Principal Software Engineer Manager

Microsoft Microsoft · Big Tech · Redmond, WA +1 · Software Engineering

This role is for a Principal Engineering Manager at Microsoft, leading the architecture, delivery, and live-site excellence of RDX deployment services. The team focuses on ensuring the safe, compliant, and data-driven deployment of Microsoft 365 client updates across global enterprise environments. This involves building and operating large-scale distributed services for release orchestration, rollout governance, and automated recovery, with an emphasis on telemetry, staged rollouts, and automated safeguards to minimize customer impact and regressions.

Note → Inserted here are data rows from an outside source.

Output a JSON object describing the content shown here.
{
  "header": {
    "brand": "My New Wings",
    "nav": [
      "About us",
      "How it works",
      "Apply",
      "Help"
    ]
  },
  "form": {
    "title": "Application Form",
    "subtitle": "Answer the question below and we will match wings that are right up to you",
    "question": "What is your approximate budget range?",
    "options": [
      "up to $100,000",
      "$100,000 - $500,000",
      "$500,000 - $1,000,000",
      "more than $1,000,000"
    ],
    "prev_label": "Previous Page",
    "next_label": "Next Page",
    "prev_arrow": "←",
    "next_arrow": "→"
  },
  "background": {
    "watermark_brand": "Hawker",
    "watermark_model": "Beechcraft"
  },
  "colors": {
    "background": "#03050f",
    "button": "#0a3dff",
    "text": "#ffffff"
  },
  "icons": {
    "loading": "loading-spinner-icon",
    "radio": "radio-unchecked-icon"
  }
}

The role requires strong experience in distributed systems, production deployment safety, and influencing engineering outcomes across multiple product groups.

What you'd actually do

  1. Own CPS and MASP service architecture supporting Office client release and deployment workflows.
  2. Drive reliability, scalability and availability of deployment services used across M365 app teams.
  3. Enable Safe-to-Change release infrastructure through staged rollouts and automated safeguards.
  4. Deliver automation-first rollback and remediation capabilities to minimize customer impact.
  5. Define telemetry pipelines and data signals used for release gating, validation and rollback.

Skills

Required

  • Bachelor's Degree in Computer Science or related technical field AND 6+ years technical engineering experience with coding in languages including, but not limited to, C, C++, C#, Java, JavaScript, or Python.
  • Experience with large-scale distributed systems and service architecture.
  • Experience in deployment safety

Nice to have

  • Bachelor’s or Master’s degree in Computer Science, Engineering or related field (or equivalent experience).
  • 12+ years of experience building and operating production software or services.
  • 5+ years of engineering management experience.

What the JD emphasized

  • large-scale distributed services
  • production deployment safety
  • release orchestration
  • rollout governance
  • automated recovery
  • staged rollouts
  • automated safeguards
  • telemetry pipelines
  • usage data
  • reliability data
  • performance data
  • deployment observability
  • predictive deployment health signals
  • deployment quality SLAs
  • recovery SLAs